Seven Out of 10 Employees Admit to Abusing Office Computers, Phones
BY Tamara Schweitzer
More people are likely to engage in "risky work behavior" than ever before, according a new survey.
Nearly seven out of 10 adult office workers use their computers and other office technology for personal reasons, often ignoring employer policies that warn against doing so, new research shows.
Sixty-nine percent of office workers admit that they access the Internet at work for non-work purposes, and the same percentage use their work telephone to make and receive personal calls, according to a recent survey conducted online by Harris Interactive on behalf of Lawyers.com. In addition, 55 percent of the 1,711 respondents said that they send and receive personal e-mail on their work accounts.
Despite the routine misuse, 45 percent of office workers say they have been informed that their technology usage at work is monitored. "It's not a mystery to most employees that their bosses may be reading their work e-mails or checking out websites they visit on work computers," Alan Kopit, an attorney and legal editor for Lawyers.com, said in a statement.
The survey results show that employees are more willing to engage in what Kopit calls "risky work behavior" than ever before. Approximately three out of four, or 73 percent, of office workers are as or more likely to use the Internet for personal reasons than they were two years ago.
The percentage of office workers conducting personal business at the office is even higher among young employees. Nearly 72 percent of workers ages 18 to 24 said they check personal e-mail accounts at work (compared to 61 percent of the general population), and 77 percent are using the Internet personally (compared to 69 percent of workers overall), the survey says. Seventy-one percent of the young respondents said they maintain some sort of personal website. Personal blogs are the most popular among young workers, while 52 percent use networking accounts, such as MySpace or Facebook.

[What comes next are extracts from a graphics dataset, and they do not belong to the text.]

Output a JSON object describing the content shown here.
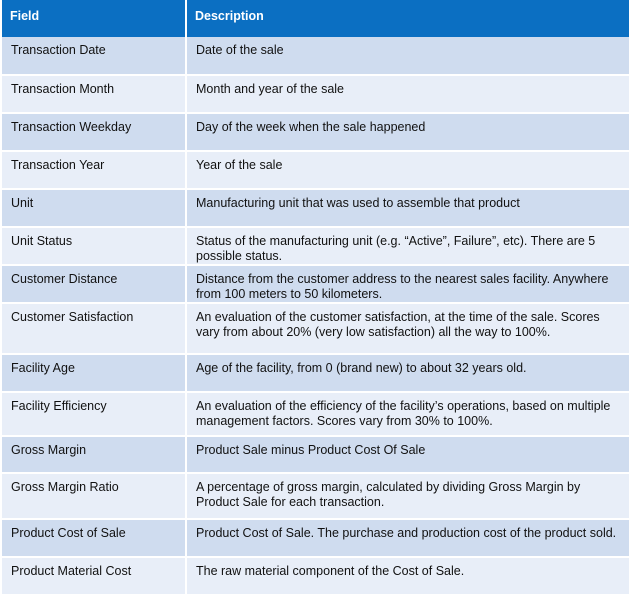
{
  "table": {
    "headers": [
      "Field",
      "Description"
    ],
    "rows": [
      {
        "field": "Transaction Date",
        "description": "Date of the sale"
      },
      {
        "field": "Transaction Month",
        "description": "Month and year of the sale"
      },
      {
        "field": "Transaction Weekday",
        "description": "Day of the week when the sale happened"
      },
      {
        "field": "Transaction Year",
        "description": "Year of the sale"
      },
      {
        "field": "Unit",
        "description": "Manufacturing unit that was used to assemble that product"
      },
      {
        "field": "Unit Status",
        "description": "Status of the manufacturing unit (e.g. “Active”, Failure”, etc).  There are 5 possible status."
      },
      {
        "field": "Customer Distance",
        "description": "Distance from the customer address to the nearest sales facility. Anywhere from 100 meters to 50 kilometers."
      },
      {
        "field": "Customer Satisfaction",
        "description": "An evaluation of the customer satisfaction, at the time of the sale. Scores vary from about 20% (very low satisfaction) all the way to 100%."
      },
      {
        "field": "Facility Age",
        "description": "Age of the facility, from 0 (brand new) to about 32 years old."
      },
      {
        "field": "Facility Efficiency",
        "description": "An evaluation of the efficiency of the facility’s operations, based on multiple management factors.  Scores vary from 30% to 100%."
      },
      {
        "field": "Gross Margin",
        "description": "Product Sale minus Product Cost Of Sale"
      },
      {
        "field": "Gross Margin Ratio",
        "description": "A percentage of gross margin, calculated by dividing Gross Margin by Product Sale for each transaction."
      },
      {
        "field": "Product Cost of Sale",
        "description": "Product Cost of Sale. The purchase and production cost of the product sold."
      },
      {
        "field": "Product Material Cost",
        "description": "The raw material component of the Cost of Sale."
      }
    ]
  },
  "colors": {
    "header_bg": "#0b6fc2",
    "row_dark": "#cfdcef",
    "row_light": "#e8eef8"
  }
}
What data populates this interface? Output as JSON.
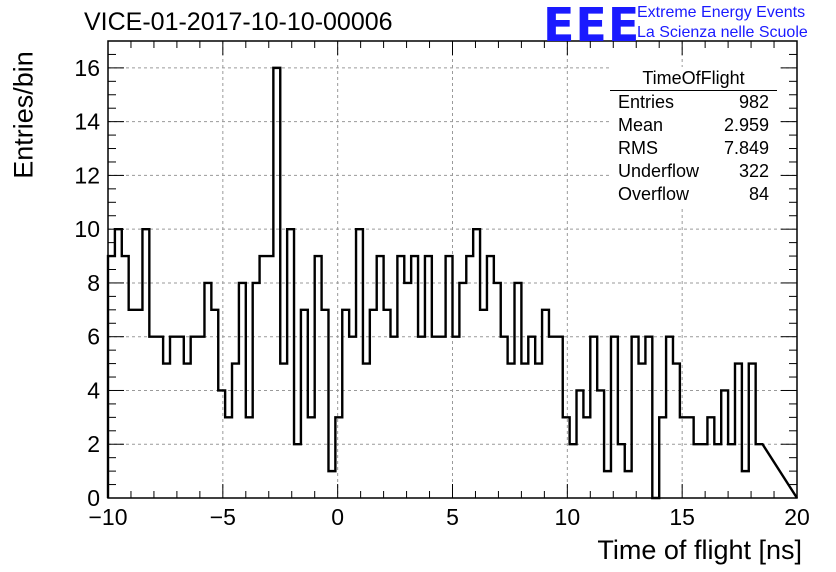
{
  "title": "VICE-01-2017-10-10-00006",
  "logo": {
    "mark": "EEE",
    "line1": "Extreme Energy Events",
    "line2": "La Scienza nelle Scuole"
  },
  "stats": {
    "name": "TimeOfFlight",
    "rows": [
      {
        "label": "Entries",
        "value": "982"
      },
      {
        "label": "Mean",
        "value": "2.959"
      },
      {
        "label": "RMS",
        "value": "7.849"
      },
      {
        "label": "Underflow",
        "value": "322"
      },
      {
        "label": "Overflow",
        "value": "84"
      }
    ]
  },
  "chart_data": {
    "type": "bar",
    "style": "step-histogram",
    "xlabel": "Time of flight [ns]",
    "ylabel": "Entries/bin",
    "xlim": [
      -10,
      20
    ],
    "ylim": [
      0,
      17
    ],
    "xticks": [
      -10,
      -5,
      0,
      5,
      10,
      15,
      20
    ],
    "yticks": [
      0,
      2,
      4,
      6,
      8,
      10,
      12,
      14,
      16
    ],
    "grid": true,
    "bin_width": 0.3,
    "values": [
      9,
      10,
      9,
      7,
      7,
      10,
      6,
      6,
      5,
      6,
      6,
      5,
      6,
      6,
      8,
      7,
      4,
      3,
      5,
      8,
      3,
      8,
      9,
      9,
      16,
      5,
      10,
      2,
      7,
      3,
      9,
      7,
      1,
      3,
      7,
      6,
      10,
      5,
      7,
      9,
      7,
      6,
      9,
      8,
      9,
      6,
      9,
      6,
      6,
      9,
      6,
      8,
      9,
      10,
      7,
      9,
      8,
      6,
      5,
      8,
      5,
      6,
      5,
      7,
      6,
      6,
      3,
      2,
      4,
      3,
      6,
      4,
      1,
      6,
      2,
      1,
      6,
      5,
      6,
      0,
      3,
      6,
      5,
      3,
      3,
      2,
      2,
      3,
      2,
      4,
      2,
      5,
      1,
      5,
      2
    ]
  },
  "colors": {
    "line": "#000000",
    "grid": "#9a9a9a",
    "logo": "#1a1aff"
  }
}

Thirteen percent of workers 18 to 24 have an online dating account that they use at work, survey results show.
Experts say these percentages make young workers even more vulnerable to personal exposure at work. "We've seen instances where current or potential employers reviewed content of personal websites, and held employees accountable in different ways for what they post," Kopit said. "Young people tend to live lives very openly online, which may have unintended repercussions when it comes to their employment."
Employee violations of technology usage policies can not only hurt the productivity of businesses, but in some cases could compromise the security of their communications systems. Kopit advises employers to evaluate their current practices regarding technology and to take the necessary steps to implement systems that will ensure their business is protected.